Mrs Grima recalls asking the PN to consider setting up a memorial in memory of her father. "I only asked for my father to be remembered in some humble way, no need for anything out of this world. I mean, a monument had been built to Lorry Sant, despite the injustices for which he was responsible.

"My father was so into the PN that whenever I discussed politics with him and suggested that the PN could have been wrong in some of the decisions it took, he always found a way around it and defended his party. He always supported the PN, unlike others within the party who were previously followers of another party, namely that of Herbert Ganado," she said.

 

'The time came when the 'clique' wanted to get rid of Borg Olivier'

When a dinner party was organised by my father for his constituents to celebrate his 25 years of service in parliament, back in 1976, a number of top PN officials (the clique) turned up uninvited.

"Borg Olivier looked at my father and said to him: "Help me, they've come for me."

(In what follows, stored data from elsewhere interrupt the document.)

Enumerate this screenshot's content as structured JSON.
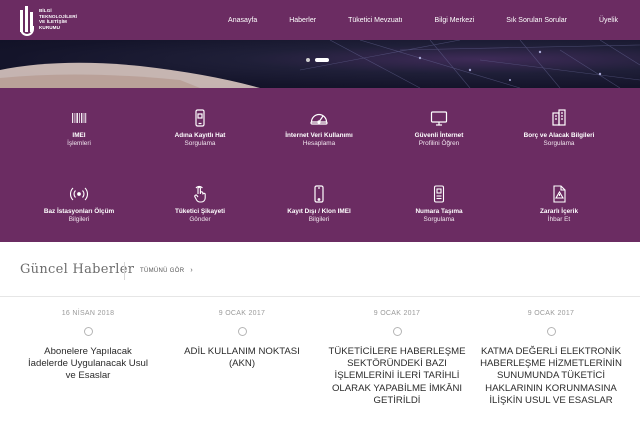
{
  "logo": {
    "lines": [
      "BİLGİ",
      "TEKNOLOJİLERİ",
      "VE İLETİŞİM",
      "KURUMU"
    ]
  },
  "nav": {
    "items": [
      "Anasayfa",
      "Haberler",
      "Tüketici Mevzuatı",
      "Bilgi Merkezi",
      "Sık Sorulan Sorular",
      "Üyelik"
    ]
  },
  "banner": {
    "slide_count": 2,
    "active_slide": 2
  },
  "services": [
    {
      "title": "IMEI",
      "subtitle": "İşlemleri",
      "icon": "barcode-icon"
    },
    {
      "title": "Adına Kayıtlı Hat",
      "subtitle": "Sorgulama",
      "icon": "phone-sim-icon"
    },
    {
      "title": "İnternet Veri Kullanımı",
      "subtitle": "Hesaplama",
      "icon": "speedometer-icon"
    },
    {
      "title": "Güvenli İnternet",
      "subtitle": "Profilini Öğren",
      "icon": "monitor-icon"
    },
    {
      "title": "Borç ve Alacak Bilgileri",
      "subtitle": "Sorgulama",
      "icon": "building-icon"
    },
    {
      "title": "Baz İstasyonları Ölçüm",
      "subtitle": "Bilgileri",
      "icon": "signal-tower-icon"
    },
    {
      "title": "Tüketici Şikayeti",
      "subtitle": "Gönder",
      "icon": "hand-touch-icon"
    },
    {
      "title": "Kayıt Dışı / Klon IMEI",
      "subtitle": "Bilgileri",
      "icon": "mobile-phone-icon"
    },
    {
      "title": "Numara Taşıma",
      "subtitle": "Sorgulama",
      "icon": "number-transfer-icon"
    },
    {
      "title": "Zararlı İçerik",
      "subtitle": "İhbar Et",
      "icon": "document-warning-icon"
    }
  ],
  "news": {
    "section_title": "Güncel Haberler",
    "all_link": "TÜMÜNÜ GÖR",
    "arrow": "›",
    "items": [
      {
        "date": "16 NİSAN 2018",
        "headline": "Abonelere Yapılacak İadelerde Uygulanacak Usul ve Esaslar"
      },
      {
        "date": "9 OCAK 2017",
        "headline": "ADİL KULLANIM NOKTASI (AKN)"
      },
      {
        "date": "9 OCAK 2017",
        "headline": "TÜKETİCİLERE HABERLEŞME SEKTÖRÜNDEKİ BAZI İŞLEMLERİNİ İLERİ TARİHLİ OLARAK YAPABİLME İMKÂNI GETİRİLDİ"
      },
      {
        "date": "9 OCAK 2017",
        "headline": "KATMA DEĞERLİ ELEKTRONİK HABERLEŞME HİZMETLERİNİN SUNUMUNDA TÜKETİCİ HAKLARININ KORUNMASINA İLİŞKİN USUL VE ESASLAR"
      }
    ]
  },
  "colors": {
    "brand_purple": "#6b2c62",
    "banner_dark": "#14142a"
  }
}
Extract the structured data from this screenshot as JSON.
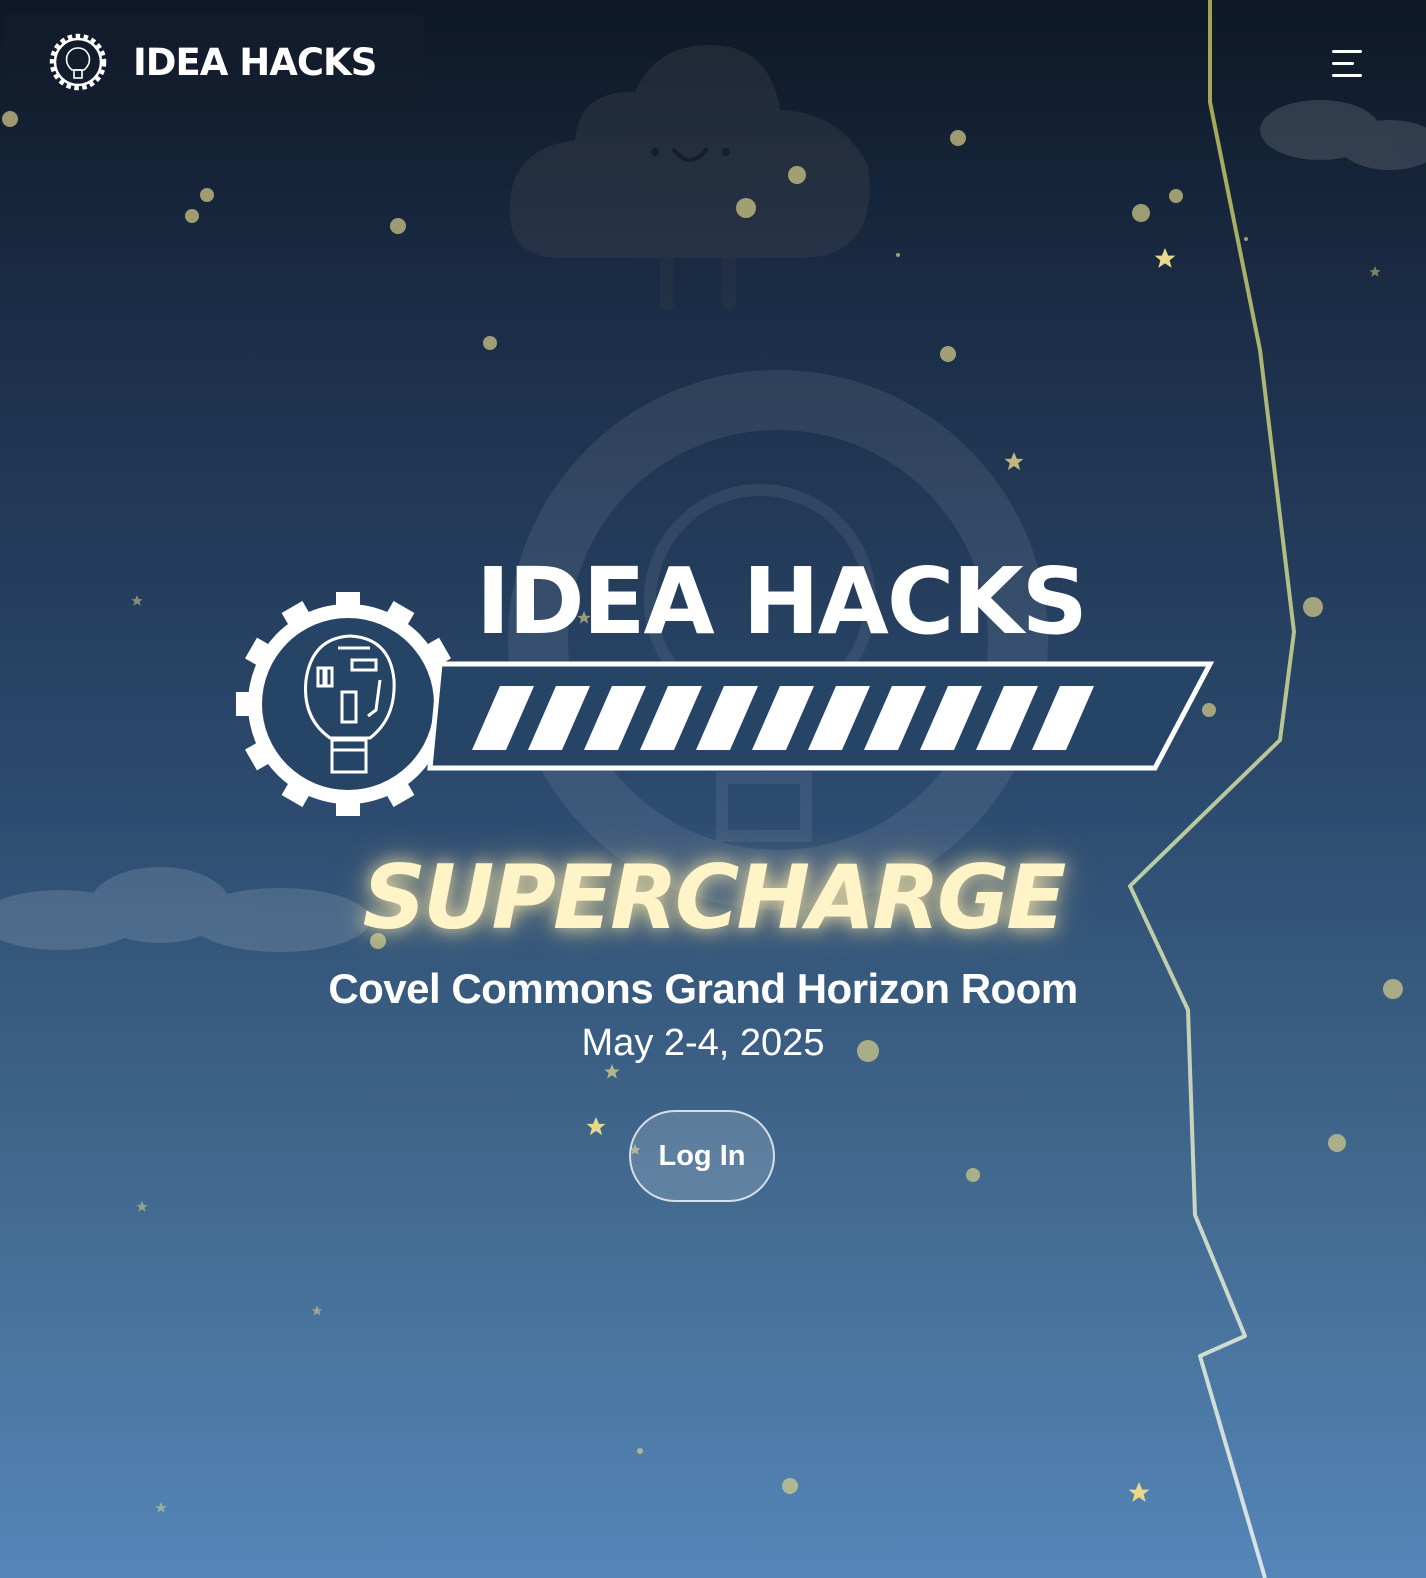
{
  "header": {
    "brand_name": "IDEA HACKS",
    "logo_icon": "lightbulb-gear-icon",
    "menu_icon": "hamburger-menu-icon"
  },
  "hero": {
    "title": "IDEA HACKS",
    "theme": "SUPERCHARGE",
    "venue": "Covel Commons Grand Horizon Room",
    "dates": "May 2-4, 2025",
    "login_label": "Log In"
  },
  "decorations": {
    "cloud_mascot": "smiling-cloud",
    "lightning": "lightning-bolt",
    "stars": "star-icons"
  },
  "colors": {
    "background_top": "#0e1825",
    "background_bottom": "#5486b8",
    "theme_glow": "#fff3c8",
    "lightning": "#c8c878",
    "star": "#e8d98a"
  }
}
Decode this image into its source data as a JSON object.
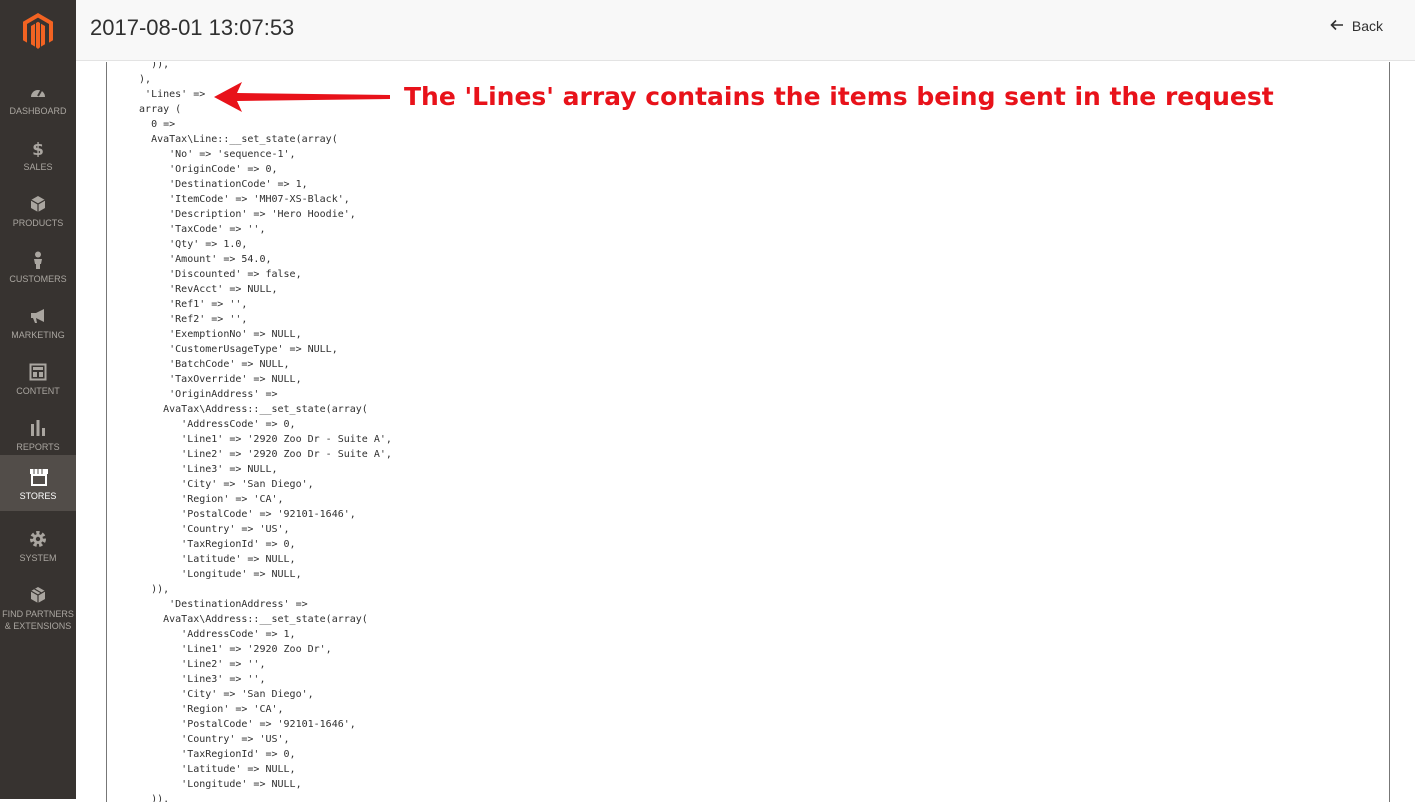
{
  "header": {
    "title": "2017-08-01 13:07:53",
    "back_label": "Back"
  },
  "sidebar": {
    "items": [
      {
        "label": "DASHBOARD",
        "icon": "dashboard-icon"
      },
      {
        "label": "SALES",
        "icon": "dollar-icon"
      },
      {
        "label": "PRODUCTS",
        "icon": "cube-icon"
      },
      {
        "label": "CUSTOMERS",
        "icon": "person-icon"
      },
      {
        "label": "MARKETING",
        "icon": "megaphone-icon"
      },
      {
        "label": "CONTENT",
        "icon": "layout-icon"
      },
      {
        "label": "REPORTS",
        "icon": "bar-chart-icon"
      },
      {
        "label": "STORES",
        "icon": "storefront-icon"
      },
      {
        "label": "SYSTEM",
        "icon": "gear-icon"
      },
      {
        "label": "FIND PARTNERS\n& EXTENSIONS",
        "icon": "box-icon"
      }
    ],
    "active": "STORES"
  },
  "annotation": {
    "text": "The 'Lines' array contains the items being sent in the request",
    "color": "#e8121a"
  },
  "code": "    )),\n  ),\n   'Lines' =>\n  array (\n    0 =>\n    AvaTax\\Line::__set_state(array(\n       'No' => 'sequence-1',\n       'OriginCode' => 0,\n       'DestinationCode' => 1,\n       'ItemCode' => 'MH07-XS-Black',\n       'Description' => 'Hero Hoodie',\n       'TaxCode' => '',\n       'Qty' => 1.0,\n       'Amount' => 54.0,\n       'Discounted' => false,\n       'RevAcct' => NULL,\n       'Ref1' => '',\n       'Ref2' => '',\n       'ExemptionNo' => NULL,\n       'CustomerUsageType' => NULL,\n       'BatchCode' => NULL,\n       'TaxOverride' => NULL,\n       'OriginAddress' =>\n      AvaTax\\Address::__set_state(array(\n         'AddressCode' => 0,\n         'Line1' => '2920 Zoo Dr - Suite A',\n         'Line2' => '2920 Zoo Dr - Suite A',\n         'Line3' => NULL,\n         'City' => 'San Diego',\n         'Region' => 'CA',\n         'PostalCode' => '92101-1646',\n         'Country' => 'US',\n         'TaxRegionId' => 0,\n         'Latitude' => NULL,\n         'Longitude' => NULL,\n    )),\n       'DestinationAddress' =>\n      AvaTax\\Address::__set_state(array(\n         'AddressCode' => 1,\n         'Line1' => '2920 Zoo Dr',\n         'Line2' => '',\n         'Line3' => '',\n         'City' => 'San Diego',\n         'Region' => 'CA',\n         'PostalCode' => '92101-1646',\n         'Country' => 'US',\n         'TaxRegionId' => 0,\n         'Latitude' => NULL,\n         'Longitude' => NULL,\n    )),"
}
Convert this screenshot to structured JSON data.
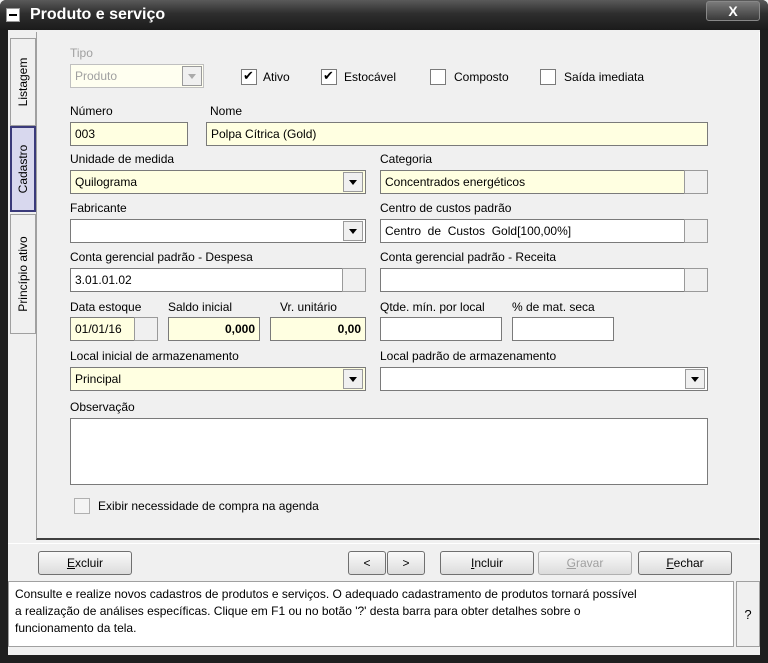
{
  "window": {
    "title": "Produto e serviço",
    "close_label": "X"
  },
  "side_tabs": [
    {
      "label": "Listagem",
      "active": false
    },
    {
      "label": "Cadastro",
      "active": true
    },
    {
      "label": "Princípio ativo",
      "active": false
    }
  ],
  "form": {
    "tipo": {
      "label": "Tipo",
      "value": "Produto"
    },
    "ativo": {
      "label": "Ativo",
      "checked": true
    },
    "estocavel": {
      "label": "Estocável",
      "checked": true
    },
    "composto": {
      "label": "Composto",
      "checked": false
    },
    "saida_imediata": {
      "label": "Saída imediata",
      "checked": false
    },
    "numero": {
      "label": "Número",
      "value": "003"
    },
    "nome": {
      "label": "Nome",
      "value": "Polpa Cítrica (Gold)"
    },
    "unidade": {
      "label": "Unidade de medida",
      "value": "Quilograma"
    },
    "categoria": {
      "label": "Categoria",
      "value": "Concentrados energéticos"
    },
    "fabricante": {
      "label": "Fabricante",
      "value": ""
    },
    "centro_custos": {
      "label": "Centro de custos padrão",
      "value": "Centro  de  Custos  Gold[100,00%]"
    },
    "conta_despesa": {
      "label": "Conta gerencial padrão - Despesa",
      "value": "3.01.01.02"
    },
    "conta_receita": {
      "label": "Conta gerencial padrão - Receita",
      "value": ""
    },
    "data_estoque": {
      "label": "Data estoque",
      "value": "01/01/16"
    },
    "saldo_inicial": {
      "label": "Saldo inicial",
      "value": "0,000"
    },
    "vr_unitario": {
      "label": "Vr. unitário",
      "value": "0,00"
    },
    "qtde_min": {
      "label": "Qtde. mín. por local",
      "value": ""
    },
    "mat_seca": {
      "label": "% de mat. seca",
      "value": ""
    },
    "local_inicial": {
      "label": "Local inicial de armazenamento",
      "value": "Principal"
    },
    "local_padrao": {
      "label": "Local padrão de armazenamento",
      "value": ""
    },
    "observacao": {
      "label": "Observação",
      "value": ""
    },
    "exibir_necessidade": {
      "label": "Exibir necessidade de compra na agenda",
      "checked": false
    }
  },
  "buttons": {
    "excluir": {
      "label": "Excluir",
      "accel": "E",
      "rest": "xcluir"
    },
    "prev": "<",
    "next": ">",
    "incluir": {
      "label": "Incluir",
      "accel": "I",
      "rest": "ncluir"
    },
    "gravar": {
      "label": "Gravar",
      "accel": "G",
      "rest": "ravar"
    },
    "fechar": {
      "label": "Fechar",
      "accel": "F",
      "rest": "echar"
    }
  },
  "hint": {
    "lines": [
      "Consulte e realize novos cadastros de produtos e serviços. O adequado cadastramento de produtos tornará possível",
      "a realização de análises específicas. Clique em F1 ou no botão '?' desta barra para obter detalhes sobre o",
      "funcionamento da tela."
    ],
    "help_label": "?"
  }
}
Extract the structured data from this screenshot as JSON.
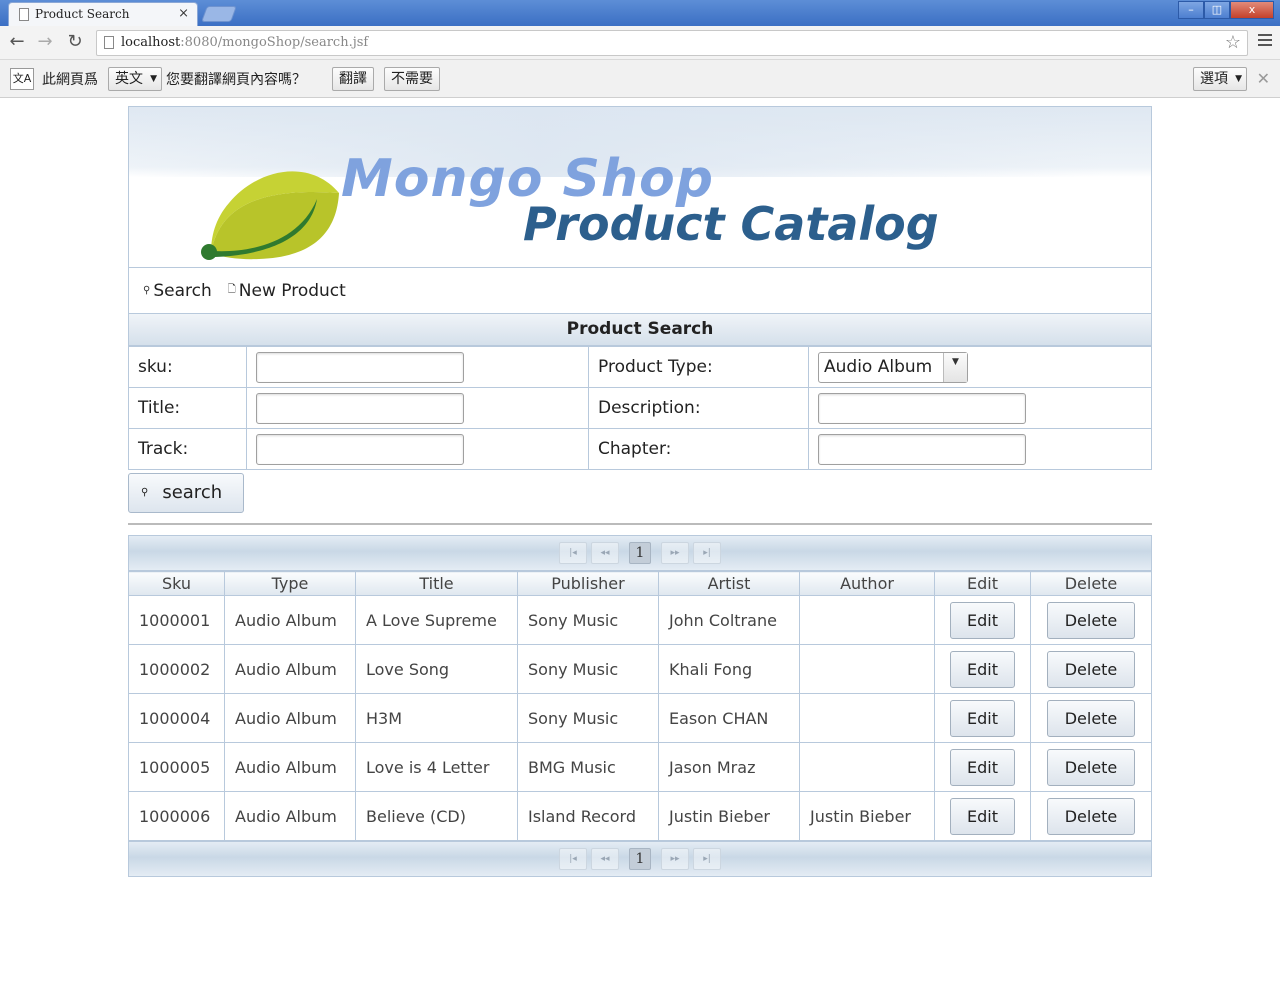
{
  "browser": {
    "tab_title": "Product Search",
    "tab_close": "×",
    "url_host": "localhost",
    "url_rest": ":8080/mongoShop/search.jsf",
    "win_min": "–",
    "win_max": "◫",
    "win_close": "x"
  },
  "translate_bar": {
    "icon": "文A",
    "prefix": "此網頁爲",
    "language": "英文",
    "question": "您要翻譯網頁內容嗎？",
    "translate_button": "翻譯",
    "no_button": "不需要",
    "options_button": "選項"
  },
  "header": {
    "brand_line1": "Mongo Shop",
    "brand_line2": "Product Catalog"
  },
  "menu": {
    "items": [
      {
        "label": "Search",
        "icon": "search-icon"
      },
      {
        "label": "New Product",
        "icon": "document-icon"
      }
    ]
  },
  "search_form": {
    "title": "Product Search",
    "sku_label": "sku:",
    "sku_value": "",
    "product_type_label": "Product Type:",
    "product_type_value": "Audio Album",
    "title_label": "Title:",
    "title_value": "",
    "description_label": "Description:",
    "description_value": "",
    "track_label": "Track:",
    "track_value": "",
    "chapter_label": "Chapter:",
    "chapter_value": "",
    "search_button": "search"
  },
  "paginator": {
    "first": "|◂",
    "prev": "◂◂",
    "page": "1",
    "next": "▸▸",
    "last": "▸|"
  },
  "results": {
    "columns": [
      "Sku",
      "Type",
      "Title",
      "Publisher",
      "Artist",
      "Author",
      "Edit",
      "Delete"
    ],
    "edit_label": "Edit",
    "delete_label": "Delete",
    "rows": [
      [
        "1000001",
        "Audio Album",
        "A Love Supreme",
        "Sony Music",
        "John Coltrane",
        ""
      ],
      [
        "1000002",
        "Audio Album",
        "Love Song",
        "Sony Music",
        "Khali Fong",
        ""
      ],
      [
        "1000004",
        "Audio Album",
        "H3M",
        "Sony Music",
        "Eason CHAN",
        ""
      ],
      [
        "1000005",
        "Audio Album",
        "Love is 4 Letter",
        "BMG Music",
        "Jason Mraz",
        ""
      ],
      [
        "1000006",
        "Audio Album",
        "Believe (CD)",
        "Island Record",
        "Justin Bieber",
        "Justin Bieber"
      ]
    ]
  }
}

The people to whom Dr Cassar Galea's daughter refers as 'the clique', according to her, used this special occasion, which meant a lot to her father, to convince Borg Olivier to step down and abandon the leadership when the PN were in Opposition.

She said that her father had become Speaker in 1953, having served as Deputy Speaker, to avoid the collapse of a PN government and to ensure that the Budget would go through.

He was the only Speaker of the House who ever plucked up the courage to suspend Dom Mintoff from the House of Representatives.

"I mean - and then he gets all this flak," Mrs Grima said, referring to the obstacles he encountered from his own colleagues in the course of his political career.

"This is only the tip of the iceberg; it would take me volumes to relate everything that took place. Don't get me wrong, I'm not 'a switcher' - but I am hurt," she concluded.